Prior to the expose showing that Bourassa is just a white lady who used claims of Indigenous affiliation to boost her career and otherwise downtrodden personal story, she had been celebrated by the Canadian Institutes of Health Research's Institute of Indigenous Peoples’ Health for her achievement of being named as one of Canada's 100 most powerful women of 2021 by a women's advocacy group, WXN in Toronto.

In her exposing Bourassa's lineage to the press, Wheeler said that the TEDx talk she's given "repulsed" her, claiming that Bourassa's claim to being Indigenous was tantamount to abuse.

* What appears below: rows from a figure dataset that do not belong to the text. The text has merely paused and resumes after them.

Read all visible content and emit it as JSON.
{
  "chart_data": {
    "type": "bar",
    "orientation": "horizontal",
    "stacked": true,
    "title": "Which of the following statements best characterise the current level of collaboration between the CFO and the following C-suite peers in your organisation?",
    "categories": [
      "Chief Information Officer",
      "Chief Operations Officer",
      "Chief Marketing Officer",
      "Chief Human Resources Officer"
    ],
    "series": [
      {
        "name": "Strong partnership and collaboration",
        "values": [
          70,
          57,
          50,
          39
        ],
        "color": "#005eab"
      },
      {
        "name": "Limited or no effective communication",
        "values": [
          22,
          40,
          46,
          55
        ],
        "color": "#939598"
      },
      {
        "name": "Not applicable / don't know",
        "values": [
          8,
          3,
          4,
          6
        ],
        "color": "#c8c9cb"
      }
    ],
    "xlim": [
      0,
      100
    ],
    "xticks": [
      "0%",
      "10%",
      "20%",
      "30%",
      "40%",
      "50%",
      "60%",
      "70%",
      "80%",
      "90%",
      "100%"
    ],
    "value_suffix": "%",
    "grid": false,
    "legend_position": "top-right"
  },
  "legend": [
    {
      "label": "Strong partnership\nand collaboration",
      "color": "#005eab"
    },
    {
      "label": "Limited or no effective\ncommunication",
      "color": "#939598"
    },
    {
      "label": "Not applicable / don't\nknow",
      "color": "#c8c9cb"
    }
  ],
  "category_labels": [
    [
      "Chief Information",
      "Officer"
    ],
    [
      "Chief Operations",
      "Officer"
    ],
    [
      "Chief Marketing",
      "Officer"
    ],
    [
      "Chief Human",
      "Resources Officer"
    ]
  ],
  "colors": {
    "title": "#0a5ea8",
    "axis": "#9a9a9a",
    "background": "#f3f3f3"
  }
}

"When I saw that TEDx, to be quite honest, I was repulsed by how hard she was working to pass herself off as Indigenous," Wheeler told the CBC. "You've got no right to tell people that’s who you are in order to gain legitimacy, to get positions and to get funding. That's abuse."

Wheeler founds that Bourassa's background was "entirely of European descent," CBC reports. A Metis professor at the University of Toronto, who had contributed a chapter to a book on Indigenous parenting to which Bourassa had also contributed, Janet Smylie, was also horrified after "conducting her own research" into Bourassa's blood line.

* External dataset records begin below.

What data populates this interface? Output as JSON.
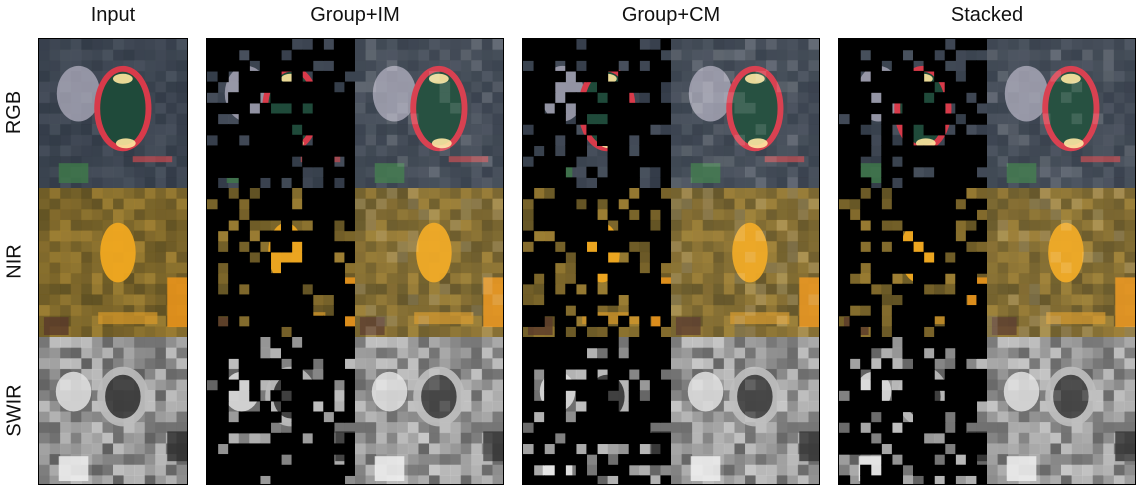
{
  "columns": [
    {
      "title": "Input"
    },
    {
      "title": "Group+IM"
    },
    {
      "title": "Group+CM"
    },
    {
      "title": "Stacked"
    }
  ],
  "rows": [
    {
      "label": "RGB"
    },
    {
      "label": "NIR"
    },
    {
      "label": "SWIR"
    }
  ],
  "colors": {
    "rgb_background": "#3a4452",
    "nir_background": "#7a6a38",
    "swir_background": "#7a7a7a",
    "mask": "#000000"
  }
}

CBC reports that Smylie said Bourassa's claims to be indigenous "makes you feel a bit sick."

"To have an impostor who is speaking on behalf of Métis and Indigenous people to the country about literally what it means to be Métis … that’s very disturbing and upsetting and harmful," Smylie said.

Bourassa said in her statement of the CBC article: "All that the article that Geoff Leo penned proves is that the information provided to Leo was biased as he only included what was relevant to the point he, as a non-Indigenous man with no connections to communities, was trying to prove."